L.S.

 

MARIA ELISA PINHEIRO *

 

Cruzámo-nos aqui na arcada. Eram três: altos, espadaúdos, "enkispados". Ergui os olhos, assustada. Carinhoso sorriso do meio...

- Ainda sabe o meu nome?

- L.S.

- Como é possível, de entre tantos?

Como esqueceria?

Seis anos vivaços, sustidos por uma mãe obviamente impreparada, pensando levar pela mão o inimigo público n 2... Insuportável! Absolutamente insuportável! Já fizera mil tropelias. Já tentara por duas vezes incendiar os cortinados.

Um princípio difícil, a acalmar, a adaptar, a disciplinar suavemente.

Ainda uma última habilidade com fósforos e sustos.

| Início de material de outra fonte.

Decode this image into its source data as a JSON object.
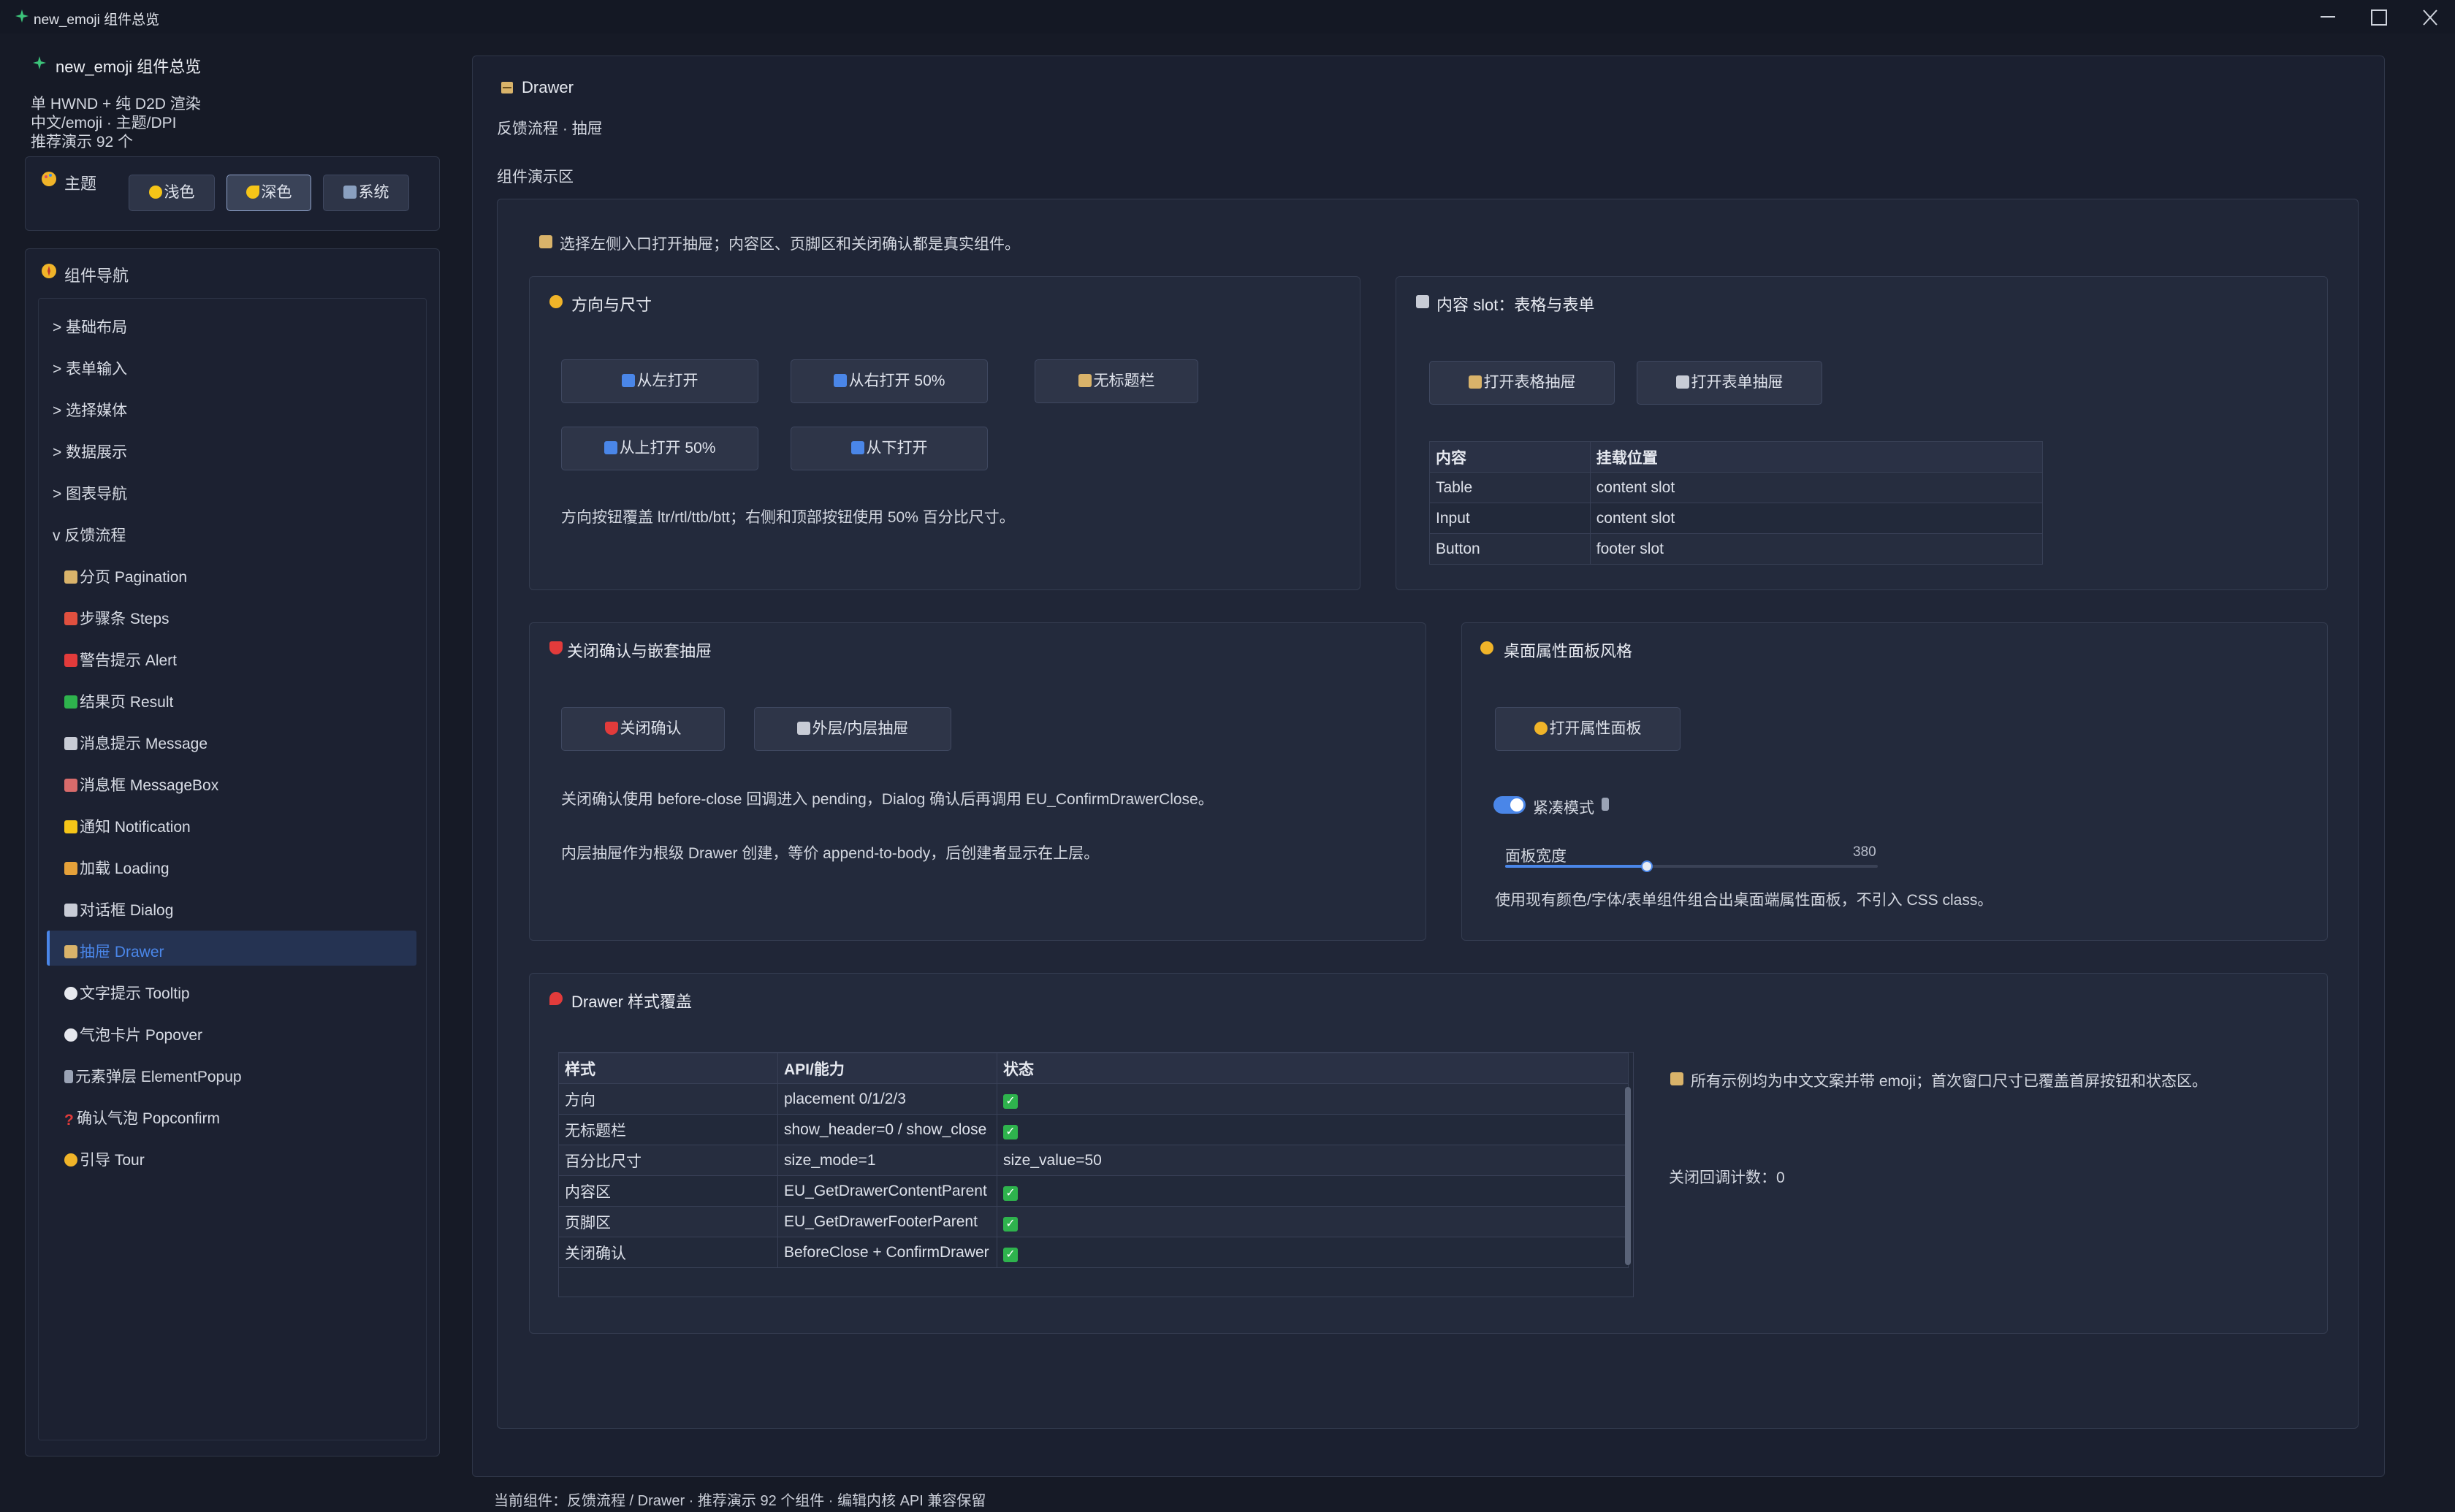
{
  "window": {
    "title": "new_emoji 组件总览",
    "buttons": {
      "minimize": "—",
      "maximize": "☐",
      "close": "✕"
    }
  },
  "sidebar": {
    "app_title": "new_emoji 组件总览",
    "info_lines": [
      "单 HWND + 纯 D2D 渲染",
      "中文/emoji · 主题/DPI",
      "推荐演示 92 个"
    ],
    "theme": {
      "label": "主题",
      "options": [
        {
          "label": "浅色",
          "active": false
        },
        {
          "label": "深色",
          "active": true
        },
        {
          "label": "系统",
          "active": false
        }
      ]
    },
    "nav": {
      "title": "组件导航",
      "groups": [
        {
          "label": "> 基础布局"
        },
        {
          "label": "> 表单输入"
        },
        {
          "label": "> 选择媒体"
        },
        {
          "label": "> 数据展示"
        },
        {
          "label": "> 图表导航"
        },
        {
          "label": "v 反馈流程"
        }
      ],
      "items": [
        {
          "label": "分页 Pagination",
          "icon": "page-icon"
        },
        {
          "label": "步骤条 Steps",
          "icon": "footprints-icon"
        },
        {
          "label": "警告提示 Alert",
          "icon": "siren-icon"
        },
        {
          "label": "结果页 Result",
          "icon": "check-icon"
        },
        {
          "label": "消息提示 Message",
          "icon": "message-icon"
        },
        {
          "label": "消息框 MessageBox",
          "icon": "mailbox-icon"
        },
        {
          "label": "通知 Notification",
          "icon": "bell-icon"
        },
        {
          "label": "加载 Loading",
          "icon": "hourglass-icon"
        },
        {
          "label": "对话框 Dialog",
          "icon": "dialog-icon"
        },
        {
          "label": "抽屉 Drawer",
          "icon": "drawer-icon",
          "selected": true
        },
        {
          "label": "文字提示 Tooltip",
          "icon": "speech-icon"
        },
        {
          "label": "气泡卡片 Popover",
          "icon": "bubble-icon"
        },
        {
          "label": "元素弹层 ElementPopup",
          "icon": "phone-icon"
        },
        {
          "label": "确认气泡 Popconfirm",
          "icon": "question-icon"
        },
        {
          "label": "引导 Tour",
          "icon": "compass-icon"
        }
      ]
    }
  },
  "main": {
    "title": "Drawer",
    "breadcrumb": "反馈流程 · 抽屉",
    "demo_label": "组件演示区",
    "hint": "选择左侧入口打开抽屉；内容区、页脚区和关闭确认都是真实组件。",
    "direction": {
      "title": "方向与尺寸",
      "buttons": [
        "从左打开",
        "从右打开 50%",
        "无标题栏",
        "从上打开 50%",
        "从下打开"
      ],
      "note": "方向按钮覆盖 ltr/rtl/ttb/btt；右侧和顶部按钮使用 50% 百分比尺寸。"
    },
    "content_slot": {
      "title": "内容 slot：表格与表单",
      "buttons": [
        "打开表格抽屉",
        "打开表单抽屉"
      ],
      "headers": [
        "内容",
        "挂载位置"
      ],
      "rows": [
        [
          "Table",
          "content slot"
        ],
        [
          "Input",
          "content slot"
        ],
        [
          "Button",
          "footer slot"
        ]
      ]
    },
    "close_confirm": {
      "title": "关闭确认与嵌套抽屉",
      "buttons": [
        "关闭确认",
        "外层/内层抽屉"
      ],
      "note1": "关闭确认使用 before-close 回调进入 pending，Dialog 确认后再调用 EU_ConfirmDrawerClose。",
      "note2": "内层抽屉作为根级 Drawer 创建，等价 append-to-body，后创建者显示在上层。"
    },
    "desktop_panel": {
      "title": "桌面属性面板风格",
      "button": "打开属性面板",
      "toggle_label": "紧凑模式",
      "toggle_on": true,
      "slider_label": "面板宽度",
      "slider_value": "380",
      "slider_fraction": 0.38,
      "note": "使用现有颜色/字体/表单组件组合出桌面端属性面板，不引入 CSS class。"
    },
    "style_override": {
      "title": "Drawer 样式覆盖",
      "headers": [
        "样式",
        "API/能力",
        "状态"
      ],
      "rows": [
        {
          "style": "方向",
          "api": "placement 0/1/2/3",
          "status": "✓"
        },
        {
          "style": "无标题栏",
          "api": "show_header=0 / show_close",
          "status": "✓"
        },
        {
          "style": "百分比尺寸",
          "api": "size_mode=1",
          "status": "size_value=50"
        },
        {
          "style": "内容区",
          "api": "EU_GetDrawerContentParent",
          "status": "✓"
        },
        {
          "style": "页脚区",
          "api": "EU_GetDrawerFooterParent",
          "status": "✓"
        },
        {
          "style": "关闭确认",
          "api": "BeforeClose + ConfirmDrawer",
          "status": "✓"
        }
      ],
      "side_note": "所有示例均为中文文案并带 emoji；首次窗口尺寸已覆盖首屏按钮和状态区。",
      "counter": "关闭回调计数：0"
    },
    "status_bar": "当前组件：反馈流程 / Drawer · 推荐演示 92 个组件 · 编辑内核 API 兼容保留"
  },
  "colors": {
    "accent": "#4a86e8",
    "success": "#2eb34d",
    "background": "#161a26"
  }
}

Sempre entregue a empregadas, amigos, e Escola, pedia ao Menino Jesus, no Natal, "só um pequenino carinho".

Apenas se pede o que se precisa ou deseja, porque se não tem...

Recreio. Um apelo urgente:

- Acuda. L.S. tem uma coisa muito indecente.

Assomo à janela. Ofegante, corre de braços no ar, à frente de uma pequena multidão.

Naquele tempo respeito e disciplina não eram palavras vãs. Um breve sinal e ruma até mim, seguido do roldão de todos os outros.

- Mostras-me?

A mão aberta liberta um bocadinho de revista (artística? pornográfica?) e nele a revelação de um corpo de mulher.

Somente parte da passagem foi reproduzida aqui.